Andrzej Zaremba from Czermina of the Zaremba coat of arms (died 1317 or 1318) was bishop of Poznań.

Son of Szymon, castellan of Gniezno, brother of the cousin of Kalisz, Mikołaj Jankowic and Sędziwój of Jarocin. A representative of one of the most powerful families of Wielkopolska in the 13th and 14th centuries. No mention has been made of his childhood and studies. For the first time he appears in the sources as a chaplain of Bolesław the Pious. In 1280 he became the chancellor of Przemyśl II, and in 1282 he was also Archdiocese of Kalisz.

After the death of the king, he works in the office of Władysław Łokietek. In a document from 1297, he appears as a provost of the Poznań chapter.

==Episcopal career==
In the same year, he left the court of Łokietek to embrace the Poznań bishop's throne. In 1298 he was the main negotiator of the settlement in Kościan, between Łokietek, Henry III Głogowczyk and wielkopolskie Wielkieks, who in exchange for the support of Łokietek's embrace of the Crown left by Przemysl guaranteed a number of privileges to Poznań bishops, including the title of the Crown Chancellor and the Poznań throne. Soon after, along with the majority of the magnates of Wielkopolska, he found himself in opposition to Łokietek. In 1299, Władysław Łokietek placed the interdict in the diocese of Poznań (by some historians, this fact is questioned). After that he became one of the main architects of Wenceslas II's coronation as the king of Poland. After the death of Wacław II, and soon after him Wacław III supported in the summer of 1306 Henryk Głogowczyk, who mastered Greater Poland. The support of the Silesian Piasts of German and Silesian influences in Wielkopolska quickly caused that the majority of the nobles stood in opposition to Henry and his sons. Jakub Świnka and Andrzej Zaremba were in the forefront of this movement. In 1312, both priests laid a curse on Henryk and his sons, which accelerated the end of their rule over Wielkopolska. In 1313 bp. Andrzej ultimately spoke on the side of Łokietek.

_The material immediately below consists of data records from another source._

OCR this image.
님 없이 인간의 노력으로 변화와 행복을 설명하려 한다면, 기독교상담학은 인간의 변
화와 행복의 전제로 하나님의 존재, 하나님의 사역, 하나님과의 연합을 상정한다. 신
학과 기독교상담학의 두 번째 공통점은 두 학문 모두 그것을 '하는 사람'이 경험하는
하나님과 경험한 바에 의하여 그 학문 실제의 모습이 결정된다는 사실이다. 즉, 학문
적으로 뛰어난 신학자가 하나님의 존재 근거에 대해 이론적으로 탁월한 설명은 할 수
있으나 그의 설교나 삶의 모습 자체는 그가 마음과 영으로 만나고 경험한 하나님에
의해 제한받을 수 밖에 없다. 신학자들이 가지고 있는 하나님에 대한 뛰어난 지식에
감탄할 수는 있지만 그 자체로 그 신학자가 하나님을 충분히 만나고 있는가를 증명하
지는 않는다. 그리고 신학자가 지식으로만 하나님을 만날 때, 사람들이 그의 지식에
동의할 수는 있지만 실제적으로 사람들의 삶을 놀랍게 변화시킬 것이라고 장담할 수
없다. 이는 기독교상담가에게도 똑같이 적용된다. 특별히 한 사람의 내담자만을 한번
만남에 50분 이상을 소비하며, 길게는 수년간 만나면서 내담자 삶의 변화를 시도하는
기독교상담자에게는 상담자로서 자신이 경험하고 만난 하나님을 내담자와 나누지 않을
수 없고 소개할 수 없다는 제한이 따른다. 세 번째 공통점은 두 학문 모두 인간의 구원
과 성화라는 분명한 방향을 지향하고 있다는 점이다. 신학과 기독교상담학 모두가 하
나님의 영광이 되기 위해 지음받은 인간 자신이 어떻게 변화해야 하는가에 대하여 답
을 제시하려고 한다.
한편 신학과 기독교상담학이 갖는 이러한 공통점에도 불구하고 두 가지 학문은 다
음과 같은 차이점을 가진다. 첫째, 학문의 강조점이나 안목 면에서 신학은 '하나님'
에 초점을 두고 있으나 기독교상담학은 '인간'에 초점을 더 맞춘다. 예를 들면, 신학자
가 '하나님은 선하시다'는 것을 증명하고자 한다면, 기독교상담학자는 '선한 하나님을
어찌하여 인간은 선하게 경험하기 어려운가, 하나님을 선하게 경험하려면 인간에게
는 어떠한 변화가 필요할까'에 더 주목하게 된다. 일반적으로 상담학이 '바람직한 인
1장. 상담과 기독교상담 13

During the office of the Poznań Bishop, he reformed the archdiocese of Poznań, dividing it into three smaller ones and planning to create a fourth one in the lands located on the northern bank of the Noteć. He issued laws that would put an end to the distribution of tithing from both new parishes and help to regain those assignments that his predecessors left behind. In the episcopal administration, he created a permanent general office, settled matters of cathedral vicars, created their permanent college, and recognized the bishops' chancellors as prelates. He also issued, in 1302, permission for an uprising at a Poznań friend.